Image Provided by Allison Major

When I went to the Scholastic Book Fair as a kid, I was always searching for something cool. Most of the time, it ended up being the beginning of my love for a specific book series. However, there was one memorable time when I picked up a video game. This was back in the 2000s, so what I actually bought was a disk that, once inserted into my family computer, downloaded Paws & Claws Pet School.

Paws & Claws Pet School, the aptly named game, is one in which you teach pets tricks for their owners’ convenience–or to help them become movie stars. Once I began playing, I was hooked. The premise was simple enough, though I remember struggling to have enough food for all the animals as I took on what was perhaps too many caseloads at once. There was a limit to how many of each type of animal you could train at once, but as you completed each of their tasks, the owners would return to take them home. The hardest part of the game was definitely trying not to get attached.

I remember training countless dogs and cats as I began the game, but one pet in particular was memorable. He is still, to this day, the thing I remember the most about the game. I don’t know how it happened, but there was a cat named Tom that I was supposed to be training, and when I finished his tasks, his owner never came back. He still got hungry and needed to be cared for like the other animals, so I ended up taking him in as a pet of my own and feeding and playing with him, even though it didn’t help the game progress. 

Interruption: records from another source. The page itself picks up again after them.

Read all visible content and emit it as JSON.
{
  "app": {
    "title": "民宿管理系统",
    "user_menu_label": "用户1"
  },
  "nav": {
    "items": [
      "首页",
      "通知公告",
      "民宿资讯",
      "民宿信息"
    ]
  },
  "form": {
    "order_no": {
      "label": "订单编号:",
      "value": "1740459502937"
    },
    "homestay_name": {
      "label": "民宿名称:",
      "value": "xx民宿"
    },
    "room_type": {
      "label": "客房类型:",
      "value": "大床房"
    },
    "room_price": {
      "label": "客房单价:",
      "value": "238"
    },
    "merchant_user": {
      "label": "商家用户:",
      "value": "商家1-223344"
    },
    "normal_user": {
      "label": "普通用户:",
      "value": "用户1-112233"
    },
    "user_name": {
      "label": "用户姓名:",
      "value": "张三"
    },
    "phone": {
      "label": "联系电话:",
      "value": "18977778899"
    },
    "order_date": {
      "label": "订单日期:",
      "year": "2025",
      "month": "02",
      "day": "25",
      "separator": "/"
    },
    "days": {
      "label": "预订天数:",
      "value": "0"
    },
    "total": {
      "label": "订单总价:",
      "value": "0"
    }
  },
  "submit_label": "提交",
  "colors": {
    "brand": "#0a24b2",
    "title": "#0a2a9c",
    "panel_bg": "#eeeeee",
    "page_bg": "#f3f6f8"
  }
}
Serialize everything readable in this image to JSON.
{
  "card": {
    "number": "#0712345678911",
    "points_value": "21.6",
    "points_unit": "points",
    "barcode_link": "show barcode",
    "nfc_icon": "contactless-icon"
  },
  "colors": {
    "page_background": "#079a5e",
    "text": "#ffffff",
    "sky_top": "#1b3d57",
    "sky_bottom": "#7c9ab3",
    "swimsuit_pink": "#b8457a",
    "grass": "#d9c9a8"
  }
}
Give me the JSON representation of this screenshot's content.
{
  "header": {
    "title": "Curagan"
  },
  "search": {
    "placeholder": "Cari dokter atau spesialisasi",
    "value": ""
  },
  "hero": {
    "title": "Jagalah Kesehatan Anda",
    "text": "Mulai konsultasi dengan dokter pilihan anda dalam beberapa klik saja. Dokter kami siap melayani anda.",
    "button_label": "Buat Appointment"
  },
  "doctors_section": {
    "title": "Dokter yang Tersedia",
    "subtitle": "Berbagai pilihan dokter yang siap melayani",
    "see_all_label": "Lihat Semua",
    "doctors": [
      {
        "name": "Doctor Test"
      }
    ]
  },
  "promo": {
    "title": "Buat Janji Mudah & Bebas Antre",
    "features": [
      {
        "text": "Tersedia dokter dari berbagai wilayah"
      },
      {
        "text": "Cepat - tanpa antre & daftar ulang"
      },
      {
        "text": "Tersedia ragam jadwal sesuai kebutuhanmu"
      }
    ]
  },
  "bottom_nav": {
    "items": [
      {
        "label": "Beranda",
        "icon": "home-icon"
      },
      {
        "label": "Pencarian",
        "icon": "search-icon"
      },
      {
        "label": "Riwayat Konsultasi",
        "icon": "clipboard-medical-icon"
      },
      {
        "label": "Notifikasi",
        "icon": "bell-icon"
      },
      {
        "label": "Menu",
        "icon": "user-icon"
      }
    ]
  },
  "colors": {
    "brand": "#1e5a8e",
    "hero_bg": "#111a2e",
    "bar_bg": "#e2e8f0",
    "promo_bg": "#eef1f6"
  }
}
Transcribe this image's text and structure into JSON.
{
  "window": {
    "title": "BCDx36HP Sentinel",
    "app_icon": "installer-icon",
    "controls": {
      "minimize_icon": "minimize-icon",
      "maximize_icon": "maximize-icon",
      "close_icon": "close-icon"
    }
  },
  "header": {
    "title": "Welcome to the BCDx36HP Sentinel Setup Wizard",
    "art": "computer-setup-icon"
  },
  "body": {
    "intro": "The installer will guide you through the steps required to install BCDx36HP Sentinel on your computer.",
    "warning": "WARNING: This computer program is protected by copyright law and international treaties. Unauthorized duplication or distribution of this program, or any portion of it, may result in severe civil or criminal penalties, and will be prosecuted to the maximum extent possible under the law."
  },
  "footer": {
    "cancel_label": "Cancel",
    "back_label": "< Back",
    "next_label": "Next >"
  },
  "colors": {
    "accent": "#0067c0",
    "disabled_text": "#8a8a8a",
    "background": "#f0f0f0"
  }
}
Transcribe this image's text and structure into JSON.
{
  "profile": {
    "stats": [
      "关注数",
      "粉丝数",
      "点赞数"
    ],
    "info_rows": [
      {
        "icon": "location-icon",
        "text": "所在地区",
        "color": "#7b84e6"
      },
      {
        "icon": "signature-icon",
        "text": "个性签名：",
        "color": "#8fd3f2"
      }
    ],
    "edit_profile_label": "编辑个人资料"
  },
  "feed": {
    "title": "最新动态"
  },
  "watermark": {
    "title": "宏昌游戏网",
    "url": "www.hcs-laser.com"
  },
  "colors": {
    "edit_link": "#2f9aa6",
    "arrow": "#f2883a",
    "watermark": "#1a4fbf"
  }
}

This got trickier as my pet school expanded, allowing me to train rabbits, horses, and even birds as I became more skilled. I struggled to keep on top of the seemingly insurmountable timed tasks that I had taken on, and I worried that I would begin to fail. There were no true consequences other than not getting paid and having wasted money on food, but I think that’s when I finally stopped playing, and I haven’t started again since. 

But that might not be the end of the story. I just discovered that the game is downloadable on Steam, so perhaps there will be more pet school in my future. I hope that you’ll consider trying some of this particular brand of animal-based nostalgia too. The worst-case scenario is that we both spend a couple of hours trying to remember how to navigate an admittedly less-than-modern game. Best-case, we rediscover a forgotten favorite.